Homeless immigrant heading back to the Philippines after anonymous donor gifts flight

10-Aug-2019 Intellasia | CBC | 6:02 AM Print This Post

Allan Par built an elaborate shack on Omand’s Creek in Winnipeg this summer after finding himself homeless

The man who built himself an elaborate shack on Omand’s Creek after finding himself homeless is now on his way from Winnipeg back home to the Philippines.

Allan Par checked in for a WestJet flight on Wednesday morning at Winnipeg James Armstrong Richardson International Airport, after an anonymous donor offered to pay for his flight back home to Manila, where he’ll land after a stopover in Vancouver.

After waiting several minutes at the check-in desk at the airport, Par walked swiftly to clear security with a big smile on his face, declining an interview.

His story of coming to Winnipeg seeking a better life, only to end up living in a shack he built himself in the St. James industrial area captured the attention of Winnipeggers last month.

Par immigrated to Winnipeg from Manila with the help of sponsors nine years ago. In a previous interview with CBC News, he said he initially bounced from job to job, but was repeatedly let go without explanation.

Then, his relationship and living arrangement with his sponsors soured. He found himself with no money and nowhere to turn.

The 41-year-old ended up building himself an elaborate shack from scavenged pallet wood and other discarded materials off Empress Street, in a busy industrial and commercial area.

“I expected… here in Canada, I have a better job, I have a better work, I have a better life,” he told CBC News in July. “But it’s the reverse.”

Anonymous donor gifts ticket

After CBC first reported on his story, Winnipeggers came forward with offers of help. Dante Aviso a local realtor and active member of Winnipeg’s Filipino community said he decided to ask his community via social media how they should help, after hearing about Par’s story.

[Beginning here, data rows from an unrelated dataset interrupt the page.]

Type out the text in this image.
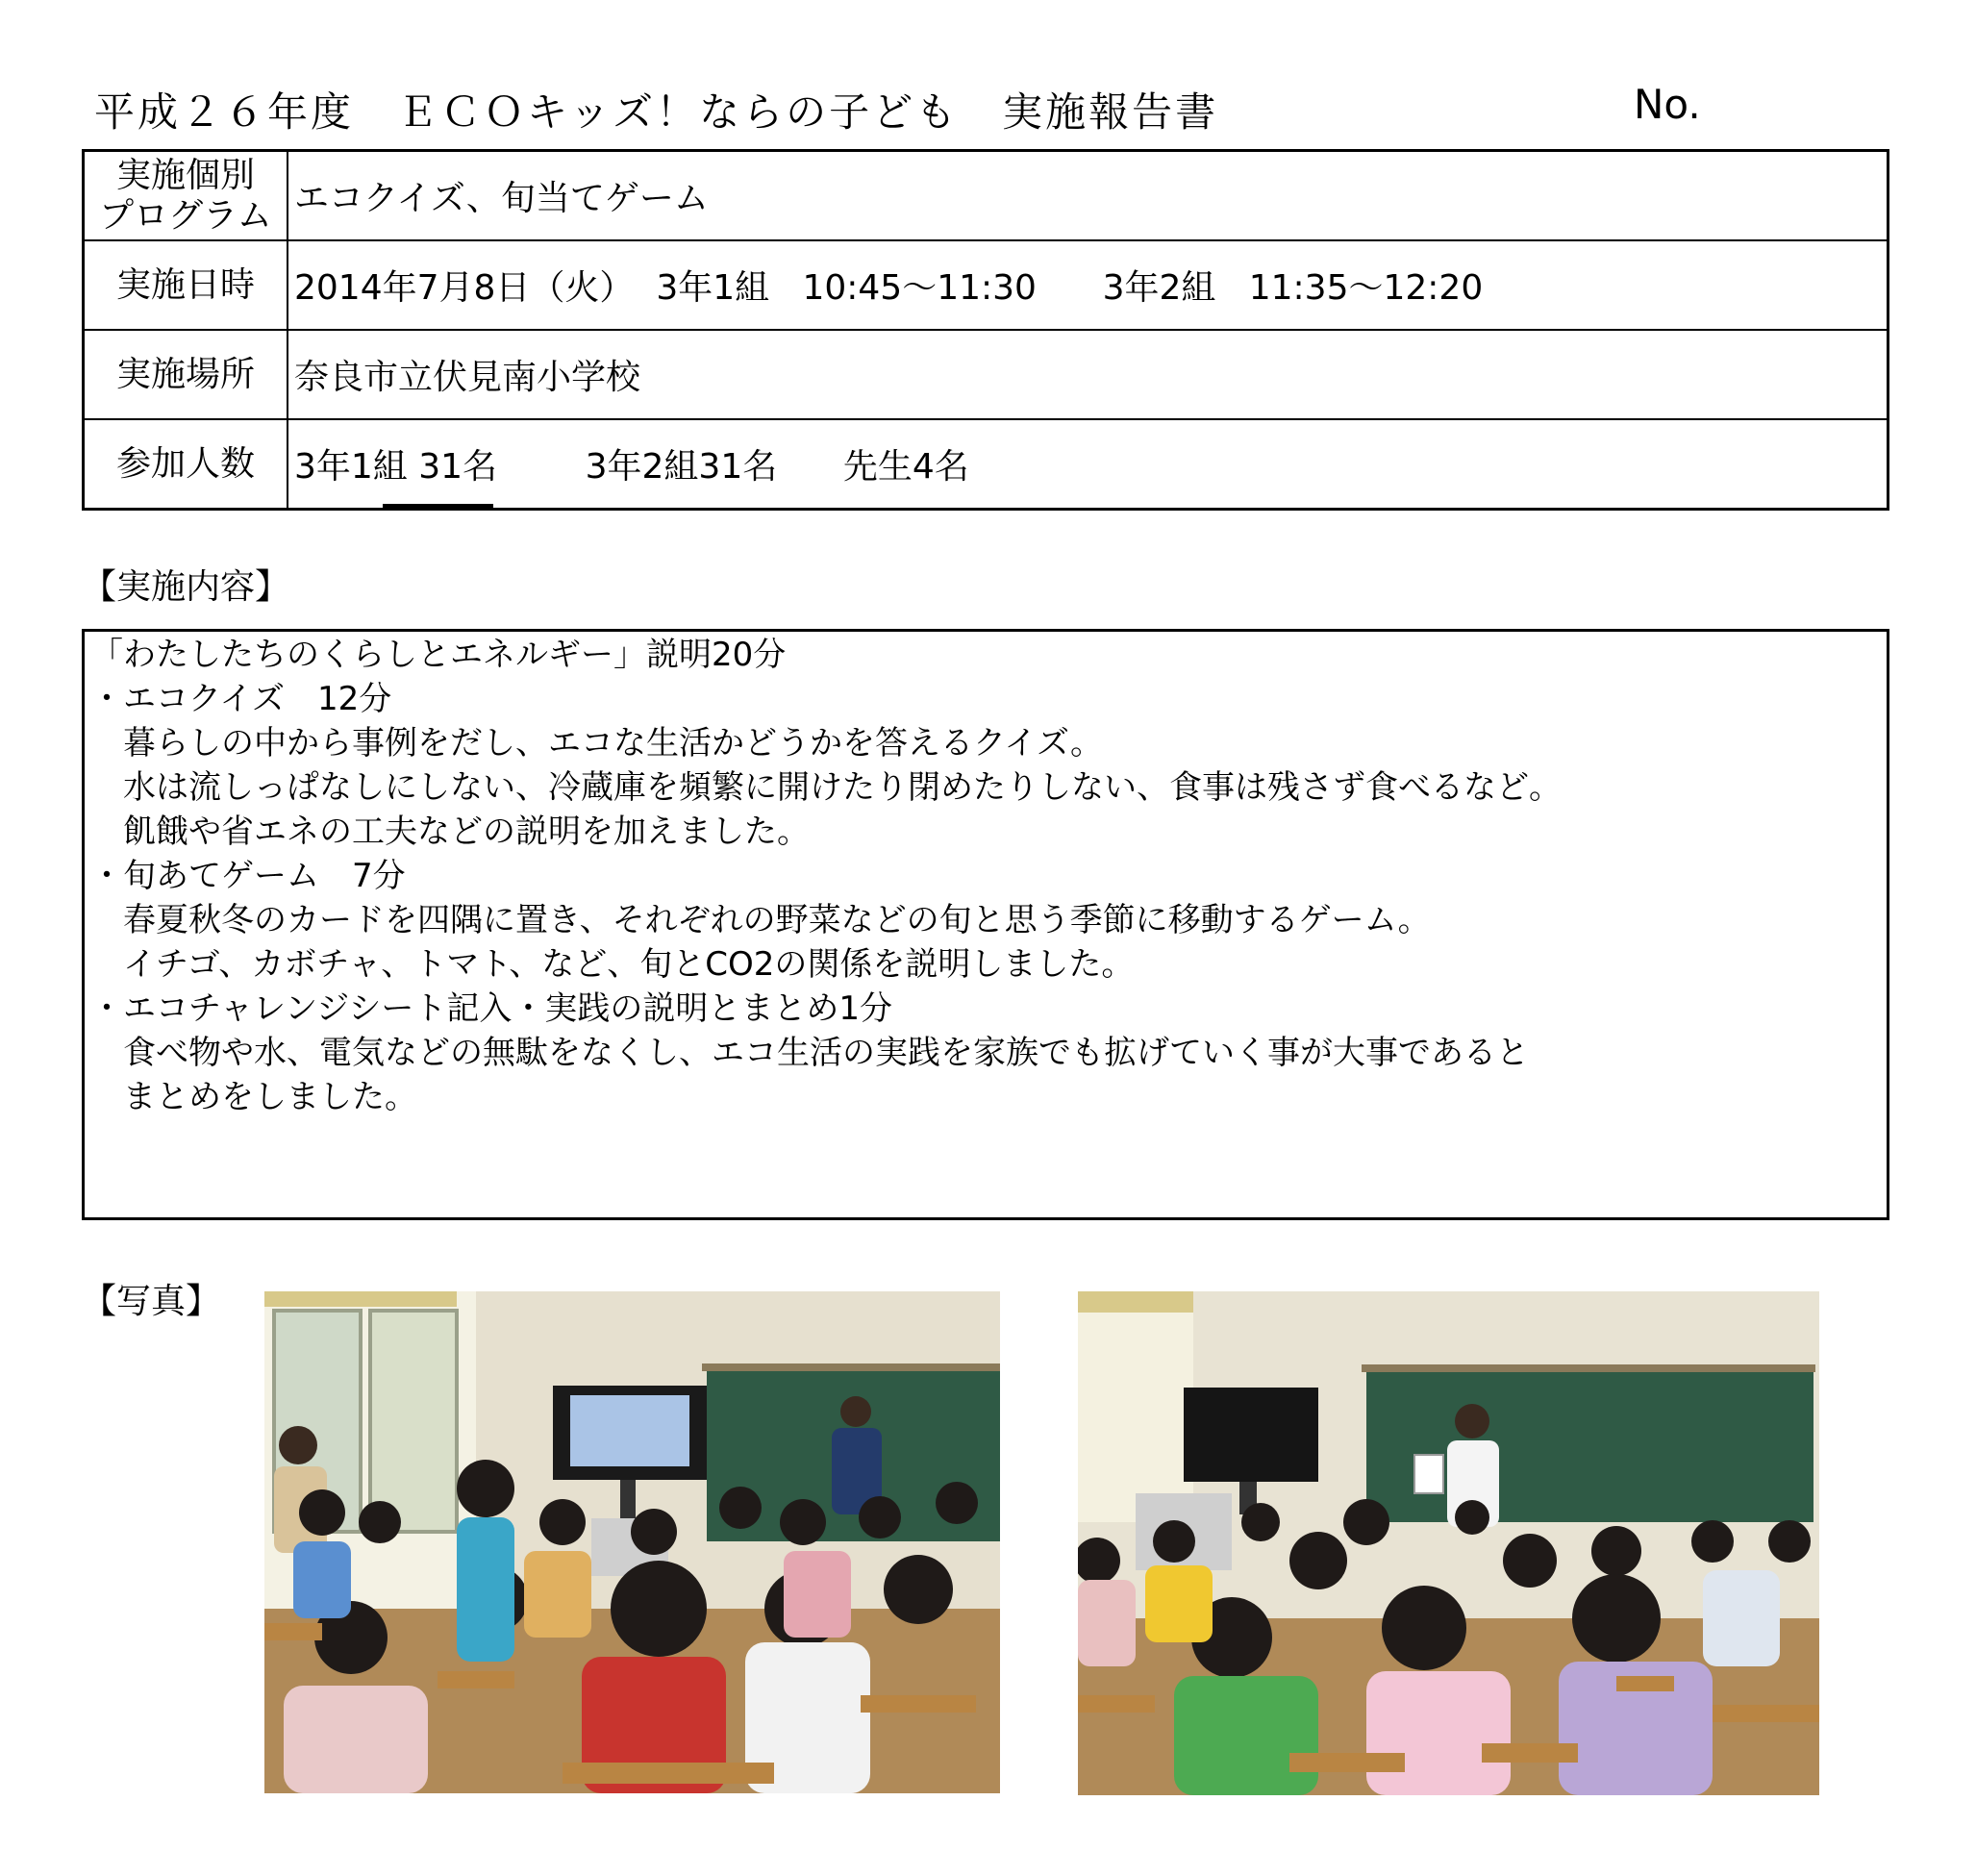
平成２６年度　ＥＣＯキッズ！ならの子ども　実施報告書	No.
実施個別
プログラム	エコクイズ、旬当てゲーム
実施日時	2014年7月8日（火）  3年1組   10:45～11:30      3年2組   11:35～12:20
実施場所	奈良市立伏見南小学校
参加人数	3年1組 31名        3年2組31名      先生4名
【実施内容】
「わたしたちのくらしとエネルギー」説明20分
・エコクイズ　12分
　暮らしの中から事例をだし、エコな生活かどうかを答えるクイズ。
　水は流しっぱなしにしない、冷蔵庫を頻繁に開けたり閉めたりしない、食事は残さず食べるなど。
　飢餓や省エネの工夫などの説明を加えました。
・旬あてゲーム　7分
　春夏秋冬のカードを四隅に置き、それぞれの野菜などの旬と思う季節に移動するゲーム。
　イチゴ、カボチャ、トマト、など、旬とCO2の関係を説明しました。
・エコチャレンジシート記入・実践の説明とまとめ1分
　食べ物や水、電気などの無駄をなくし、エコ生活の実践を家族でも拡げていく事が大事であると
　まとめをしました。
【写真】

“I just made an open question, and there was a lot of suggestions,” he said. “So I finally decided to do an online fundraiser. Then, someone else suggested he’d help get travel documents.”

Aviso set up a GoFundMe account and within a week, it had raised $2,580. The anonymous donor then came forward with the offer of a plane ticket.

The donor was at the airport to see Par off, but didn’t want to be interviewed on camera. They simply said they wanted to help.

Aviso said he wanted to help because he was shocked to see a Filipino person living on the streets.

“We always have work, a place to live, friends to support us,” he said.

Homeless camps still an issue

Par was set to be one of the first people to benefit from a new partnership between the City of Winnipeg and the Main Street Project, focused on finding help for those living in homeless camps in the city.

The city’s 311 service and Winnipeg police now share reports or complaints of homeless dwellings directly with Main Street Project a community group that helps people living on the street rather than focusing on taking down the tents, tarps and structures.

Par was in contact with the group, but voiced his wish to return home to the Philippines rather than waiting to find more permanent housing in Winnipeg, Aviso said.

Throughout this process, Aviso said he’s heard a lot of criticism and judgment around Par’s story.

“I think we should help people, especially in need, and please we should not judge as to why they came to that situation. I think he became depressed and [paranoid] that’s why he couldn’t find a job, and no one helped him,” said Aviso.

“Judging shouldn’t be a hindrance to help people.”

Aviso said he’s been in contact with Par’s sisters in Manila to try to make arrangements for his arrival.

As of Wednesday, Par’s shack was still upright on Omand’s Creek.